Pagar impuestos es creer en lo colectivo

Para mí, pagar impuestos es un acto de fe en el poder de lo colectivo. Es una forma de decir que no quiero vivir en un país donde solo quienes tienen dinero acceden a oportunidades. Es asumir una responsabilidad activa, no solo como ciudadano, sino como empresario, padre y miembro comprometido de una sociedad que aspira a ser más justa y equitativa.

Lo que no soporto

Sin embargo, lo que me indigna profundamente es ver cómo muchas personas, y sobre todo empresas, hacen malabares fiscales para evitar aportar su parte justa. Crean estructuras opacas, triangulan beneficios, inventan fundaciones de cartón piedra o deslocalizan sociedades con un único objetivo: no pagar impuestos donde generan valor real.
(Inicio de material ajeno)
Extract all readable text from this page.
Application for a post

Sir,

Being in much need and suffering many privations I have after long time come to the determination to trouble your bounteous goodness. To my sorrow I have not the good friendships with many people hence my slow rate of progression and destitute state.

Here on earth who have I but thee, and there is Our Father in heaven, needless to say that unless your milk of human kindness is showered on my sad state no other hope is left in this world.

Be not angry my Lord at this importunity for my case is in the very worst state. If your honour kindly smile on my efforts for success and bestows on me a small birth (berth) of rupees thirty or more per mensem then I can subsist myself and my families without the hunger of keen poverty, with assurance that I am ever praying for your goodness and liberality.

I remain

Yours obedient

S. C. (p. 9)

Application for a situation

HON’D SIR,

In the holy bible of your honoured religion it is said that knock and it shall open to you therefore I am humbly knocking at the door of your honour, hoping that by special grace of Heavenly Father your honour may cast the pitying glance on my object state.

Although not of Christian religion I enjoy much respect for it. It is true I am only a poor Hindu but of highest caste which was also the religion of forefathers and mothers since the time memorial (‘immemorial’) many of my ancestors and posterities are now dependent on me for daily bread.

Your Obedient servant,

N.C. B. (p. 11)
Y, paradójicamente, esas mismas entidades reclaman servicios públicos de calidad, seguridad jurídica, infraestructuras de primer nivel, talento formado con dinero público y estabilidad institucional… pero insisten en que “eso lo paguen otros”. Esta lógica es insostenible, inmoral y profundamente desleal con quienes sí cumplimos.

Pero no me conformo

Pagar impuestos con responsabilidad no significa aplaudir la gestión actual. Me duele ver cómo gran parte del dinero público se diluye en burocracia, duplicidades, organismos que no rinden cuentas, contratos opacos y redes clientelares alejadas del interés general. Y ni hablar de la corrupción y el mal uso del poder, que generan un rechazo legítimo y necesario.

No podemos seguir aceptando que el esfuerzo fiscal de millones quede atrapado en un sistema político y administrativo sobredimensionado, corrupto, desprofesionalizado y desconectado de la realidad.

¿La salida? La economía del propósito

La solución no está solo en recaudar más o menos, sino en replantear para qué usamos los recursos colectivos. Creo en una visión de país donde el sector público se renueve desde la ética, la eficiencia y la tecnología, y donde el capital privado ponga alma a su rentabilidad, orientando su actividad hacia el impacto social y medioambiental positivo.

Este es el camino: una economía del propósito que combine lo mejor de ambos mundos para transformar la sociedad.

Algunas ideas para empezar

  • Incentivos fiscales reales y significativos para empresas y personas que generen impacto social y ambiental positivo y medible.

  • Simplificación radical del sistema fiscal y administrativo, con tecnología, datos abiertos y menos burocracia.

  • Fin del aforamiento y privilegios políticos injustificables.

  • Formación específica y experiencia real en el sector privado para cargos públicos.

  • Evaluación constante de políticas públicas basada en indicadores de impacto, no solo en el gasto.

Pagar impuestos es de ciudadanos conscientes

No quiero pagar menos, quiero pagar con la tranquilidad de que mi esfuerzo tiene sentido, que sirve para transformar, para construir un futuro compartido.

Por eso defiendo no solo una fiscalidad justa, sino una nueva forma de entender el capitalismo, el rol del Estado y la responsabilidad colectiva. Porque lo verdaderamente revolucionario hoy no es evadir, sino contribuir con orgullo, exigir ética y construir desde el propósito.

Renovar el modelo impositivo y el liderazgo público no es solo una necesidad: es la urgencia que define nuestro tiempo.